Question

What is the concentration of Ba(CN)₂ in the aqueous solution of the mixture of Ba(CN)₂ and 0.1 M HCN having pH = 5 ? Given; pKb for CN⁻ at 25°C is 8 :- don't spam answer correctly only if you know.
I will mark the perfect answer with exclamation as brainliest.

Answer 1

Given:

Molarity of HCN = 0.1 M

pkb for CN⁻ 8

Temperature T = 25°C

To find:

concentration of Ba(CN)₂ =?

Step-to-step-explanation:

• The mixture of Ba(CN)₂ in an aqueous solution dissolves resulting in the formation of BA⁺ ion &  CN⁻.
• We have to find the concentration of  Ba(CN)₂ in the aqueous solution of the mixture of Ba(CN)₂ and 0.1 M HCN.
• The pH of the given solution is 5.
• we know that

         pka + pkb = 14           ...(1)

• Let C be the required concentration.

• The pH of the mixture in the aqueous solution is given by

pH = 0.5 [ pKw + pka + log C]

pH = 0.5 [ pKw + (14 - pkb) + log C]             ...from(2)

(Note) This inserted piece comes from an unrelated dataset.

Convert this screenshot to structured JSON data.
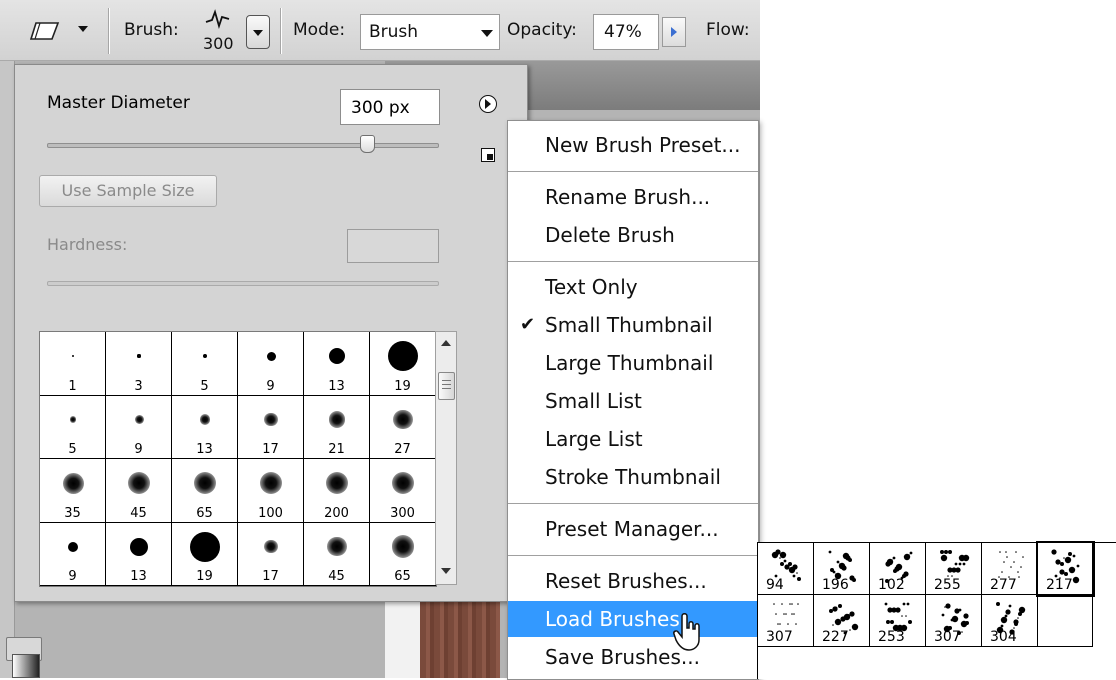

5 = 0.5 [ 14 + (14 -5) + log C]

5 = 0.5 [ 14 + 9 + log C]

2.5 = 23 + log C

2.5 -23 = log C

- 20.5 = log C

C = 0

• This shows that the mixture dissolves in the aqueous solution.

• Hence the concentration of  Ba(CN)₂ in the aqueous solution of the mixture of Ba(CN)₂ and 0.1 M HCN is 0.